Com estas duas partes, em minha opinião, Obama demonstrou uma das principais características de seu discurso de posse: o resgate da confiança do povo americano, em si mesmo e em seu governo.
“Que todos os outros povos e governos que nos ouvem hoje, desde as grandes capitais até as pequenas vilas, como aquela em que meu pai nasceu, saibam que a América é amiga de toda nação e todo homem, mulher e criança que busque um futuro de paz e dignidade; e que estamos prontos para liderar mais uma vez.”
“Não vamos nos desculpar por nosso estilo de vida, e nem deixar de defendê-lo. E para aqueles que querem atacar nosso estilo de vida induzindo o terror e matando inocentes, dizemos que nosso espírito é mais forte e não será quebrado. Não poderão nos superar, nós vamos derrotá-los.”
“Aos líderes, no mundo inteiro, que buscam semear o conflito ou colocar a culpa pelos problemas de sua sociedade no ocidente, saibam que seu povo vai julgá-los baseado no que podem construir, e não destruir.”
“Aqueles que se agarram ao poder através de corrupção e silenciam a dissensão, saibam que estão do lado errado da história, e que vamos estender a mão, se estiverem dispostos a abrir seus punhos.”
Boa parte referente à política externa está resumida nos trechos acima. Muito se fala sobre a possibilidade de Barack Obama abrir totalmente as portas dos Estados Unidos para as relações internacionais, ou que ele seria o salvador de todos os povos. Já eu, acredito que o governante deve selecionar muito bem suas relações e não deve dar o braço a torcer quando se diz respeito às ditaduras, por exemplo – mesmo que sejam as “disfarçadas”.
Além disso, é importante lembrar que, apesar de todo o apoio da população mundial, o novo presidente norte-americano foi eleito pelo povo dos Estados Unidos, para governar os Estados Unidos. Antes de salvar o mundo, ele precisa colocar a casa em ordem.
O democrata adotou um posicionamento muito interessante, ao meu ver, no que diz respeito à ajuda aos países pobres. Obama se mostrou disposto ao auxílio, chamando a atenção de sua própria nação e de outros povos mais ricos sobre a indiferença que existe no planeta. “O mundo mudou, e nós precisamos mudar com ele”, disse.

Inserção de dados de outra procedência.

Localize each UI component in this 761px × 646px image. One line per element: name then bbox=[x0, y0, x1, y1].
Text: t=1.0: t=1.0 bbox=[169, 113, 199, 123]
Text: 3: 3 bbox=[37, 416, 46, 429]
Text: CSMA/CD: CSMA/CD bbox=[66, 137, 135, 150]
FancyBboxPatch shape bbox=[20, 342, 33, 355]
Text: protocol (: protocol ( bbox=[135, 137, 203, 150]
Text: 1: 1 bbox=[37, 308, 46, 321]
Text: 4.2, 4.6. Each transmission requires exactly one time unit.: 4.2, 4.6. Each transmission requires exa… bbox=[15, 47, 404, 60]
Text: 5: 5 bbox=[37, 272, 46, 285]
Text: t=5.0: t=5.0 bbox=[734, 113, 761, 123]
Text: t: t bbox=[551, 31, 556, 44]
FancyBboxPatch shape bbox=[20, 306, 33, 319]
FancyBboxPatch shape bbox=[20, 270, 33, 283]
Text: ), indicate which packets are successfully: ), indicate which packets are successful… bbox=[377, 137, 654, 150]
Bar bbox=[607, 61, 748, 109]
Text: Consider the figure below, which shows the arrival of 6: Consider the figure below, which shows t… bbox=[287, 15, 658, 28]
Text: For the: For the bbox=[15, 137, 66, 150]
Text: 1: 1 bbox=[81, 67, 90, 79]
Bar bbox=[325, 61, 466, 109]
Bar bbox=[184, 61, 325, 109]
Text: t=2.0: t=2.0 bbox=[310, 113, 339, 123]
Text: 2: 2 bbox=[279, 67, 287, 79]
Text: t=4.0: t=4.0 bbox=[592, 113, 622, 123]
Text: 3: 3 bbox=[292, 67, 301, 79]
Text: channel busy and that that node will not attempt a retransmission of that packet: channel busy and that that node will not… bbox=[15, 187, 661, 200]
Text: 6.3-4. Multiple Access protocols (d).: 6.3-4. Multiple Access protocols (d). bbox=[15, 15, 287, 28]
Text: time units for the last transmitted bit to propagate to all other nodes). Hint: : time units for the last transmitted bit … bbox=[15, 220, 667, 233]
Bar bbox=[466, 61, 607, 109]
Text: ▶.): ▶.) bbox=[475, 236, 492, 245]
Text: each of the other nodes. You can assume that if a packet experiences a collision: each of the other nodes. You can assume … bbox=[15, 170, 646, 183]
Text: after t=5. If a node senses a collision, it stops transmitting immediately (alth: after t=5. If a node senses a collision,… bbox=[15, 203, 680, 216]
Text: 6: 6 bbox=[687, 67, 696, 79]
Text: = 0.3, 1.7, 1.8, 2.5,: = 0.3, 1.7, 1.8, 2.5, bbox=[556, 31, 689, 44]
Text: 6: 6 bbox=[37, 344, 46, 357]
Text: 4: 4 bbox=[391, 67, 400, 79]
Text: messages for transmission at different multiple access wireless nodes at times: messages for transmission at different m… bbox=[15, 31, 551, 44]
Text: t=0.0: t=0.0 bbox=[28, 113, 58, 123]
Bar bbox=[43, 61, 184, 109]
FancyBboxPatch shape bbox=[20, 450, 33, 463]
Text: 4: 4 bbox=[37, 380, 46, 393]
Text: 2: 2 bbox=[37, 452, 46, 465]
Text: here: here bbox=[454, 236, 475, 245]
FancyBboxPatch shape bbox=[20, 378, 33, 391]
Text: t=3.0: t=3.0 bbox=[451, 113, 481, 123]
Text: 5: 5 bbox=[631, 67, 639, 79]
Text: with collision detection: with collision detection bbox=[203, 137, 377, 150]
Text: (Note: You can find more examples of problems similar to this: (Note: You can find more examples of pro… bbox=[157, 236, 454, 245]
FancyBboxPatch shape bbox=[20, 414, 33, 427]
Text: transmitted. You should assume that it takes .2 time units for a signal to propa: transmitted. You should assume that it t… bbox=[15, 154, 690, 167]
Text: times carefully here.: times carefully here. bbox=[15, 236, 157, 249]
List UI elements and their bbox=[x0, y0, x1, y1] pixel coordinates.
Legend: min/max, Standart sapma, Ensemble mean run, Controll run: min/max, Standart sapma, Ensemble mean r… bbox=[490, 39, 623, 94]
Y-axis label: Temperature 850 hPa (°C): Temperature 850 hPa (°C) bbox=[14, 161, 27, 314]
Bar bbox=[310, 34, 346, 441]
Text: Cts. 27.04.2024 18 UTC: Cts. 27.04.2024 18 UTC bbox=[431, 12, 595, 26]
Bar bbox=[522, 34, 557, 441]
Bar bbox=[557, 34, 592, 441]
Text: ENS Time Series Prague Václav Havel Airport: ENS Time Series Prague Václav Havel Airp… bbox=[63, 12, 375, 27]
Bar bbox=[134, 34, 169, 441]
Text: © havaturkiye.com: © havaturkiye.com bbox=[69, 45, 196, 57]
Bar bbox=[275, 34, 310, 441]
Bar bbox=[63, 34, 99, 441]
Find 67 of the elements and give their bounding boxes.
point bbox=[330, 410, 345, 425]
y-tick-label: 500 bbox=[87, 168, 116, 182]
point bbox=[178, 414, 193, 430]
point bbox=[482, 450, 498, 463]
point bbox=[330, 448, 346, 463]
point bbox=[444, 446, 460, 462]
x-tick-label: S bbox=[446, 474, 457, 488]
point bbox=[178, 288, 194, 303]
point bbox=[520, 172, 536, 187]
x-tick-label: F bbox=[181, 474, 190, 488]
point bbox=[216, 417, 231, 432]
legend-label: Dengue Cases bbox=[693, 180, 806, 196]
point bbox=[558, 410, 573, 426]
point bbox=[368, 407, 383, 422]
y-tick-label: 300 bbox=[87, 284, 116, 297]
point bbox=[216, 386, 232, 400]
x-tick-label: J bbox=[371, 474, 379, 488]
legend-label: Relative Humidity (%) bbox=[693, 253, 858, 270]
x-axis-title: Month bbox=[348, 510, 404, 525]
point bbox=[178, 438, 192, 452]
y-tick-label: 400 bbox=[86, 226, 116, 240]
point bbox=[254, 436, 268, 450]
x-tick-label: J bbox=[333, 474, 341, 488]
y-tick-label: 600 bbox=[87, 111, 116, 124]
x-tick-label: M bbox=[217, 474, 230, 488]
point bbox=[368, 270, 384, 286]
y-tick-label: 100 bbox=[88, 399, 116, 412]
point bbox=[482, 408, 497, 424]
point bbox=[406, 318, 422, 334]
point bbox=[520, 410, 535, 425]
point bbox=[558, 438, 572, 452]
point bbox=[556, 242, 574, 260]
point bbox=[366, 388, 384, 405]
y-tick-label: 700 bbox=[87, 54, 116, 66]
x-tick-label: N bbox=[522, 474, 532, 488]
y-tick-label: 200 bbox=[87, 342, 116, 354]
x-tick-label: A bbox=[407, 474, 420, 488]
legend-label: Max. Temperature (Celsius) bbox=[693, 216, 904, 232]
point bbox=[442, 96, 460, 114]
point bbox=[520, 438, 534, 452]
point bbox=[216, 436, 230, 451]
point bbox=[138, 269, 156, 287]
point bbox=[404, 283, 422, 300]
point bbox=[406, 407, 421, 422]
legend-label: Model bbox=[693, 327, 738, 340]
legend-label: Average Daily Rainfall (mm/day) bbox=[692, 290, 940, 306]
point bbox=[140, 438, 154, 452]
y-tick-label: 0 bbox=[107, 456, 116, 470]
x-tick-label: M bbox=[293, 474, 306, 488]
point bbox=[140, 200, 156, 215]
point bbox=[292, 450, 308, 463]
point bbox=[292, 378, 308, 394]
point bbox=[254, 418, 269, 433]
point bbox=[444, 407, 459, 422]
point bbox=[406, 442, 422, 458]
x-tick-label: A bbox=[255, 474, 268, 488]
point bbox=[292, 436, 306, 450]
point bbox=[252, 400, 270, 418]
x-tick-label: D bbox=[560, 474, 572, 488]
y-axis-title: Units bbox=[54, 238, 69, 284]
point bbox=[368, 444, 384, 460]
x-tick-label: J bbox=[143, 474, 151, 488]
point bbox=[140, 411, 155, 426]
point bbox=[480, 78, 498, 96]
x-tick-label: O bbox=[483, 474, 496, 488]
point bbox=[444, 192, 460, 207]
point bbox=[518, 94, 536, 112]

E um termo do qual gostei muito foi “trabalhar juntos” - para que os povos mais pobres tenham melhores condições de vida. Para mim, isso exclui a idéia de ajuda por meio do assistencialismo.
Em um modo geral, o enfoque do discurso também esteve fortemente ligado ao resgate dos valores dos quais uma sociedade necessita para se desenvolver com bem-estar, justiça e liberdade. Em um mundo que carece tanto de moral e ética, onde os jovens crescem com maus exemplos em cada esquina, um homem com o poder e a influência de Barack Obama carregar sua fala com este foco é muito importante.
Afinal, o discurso me mostrou porque tanta esperança foi depositada neste Hawaiano. Torço para que ele não decepcione...
3 comentários:
Parabéns pela belíssima análise. Depois de muito tempo um presidente americano eleito volta a falar de liberdade, fraternidade e igualdade.
PARABÉNSSSSSS AMIGO!
QUE TALENTO EM SUA ANÁLISE E COMENTÁRIOS...
ABRAÇOS,
CAIO SANTÂNGELO
Parabéns! Li algumas análises que se demonstraram pessimistas sobre o discurso de Obama, pois acharam que ele não usou um tom para, em outras palavras, levantar o astral dos americanos. Mas concordo contigo. Imagine se ele resolvesse dizer que a crise não passa de uma ondinha. Não combina com o Presidente dos EUA. Não é?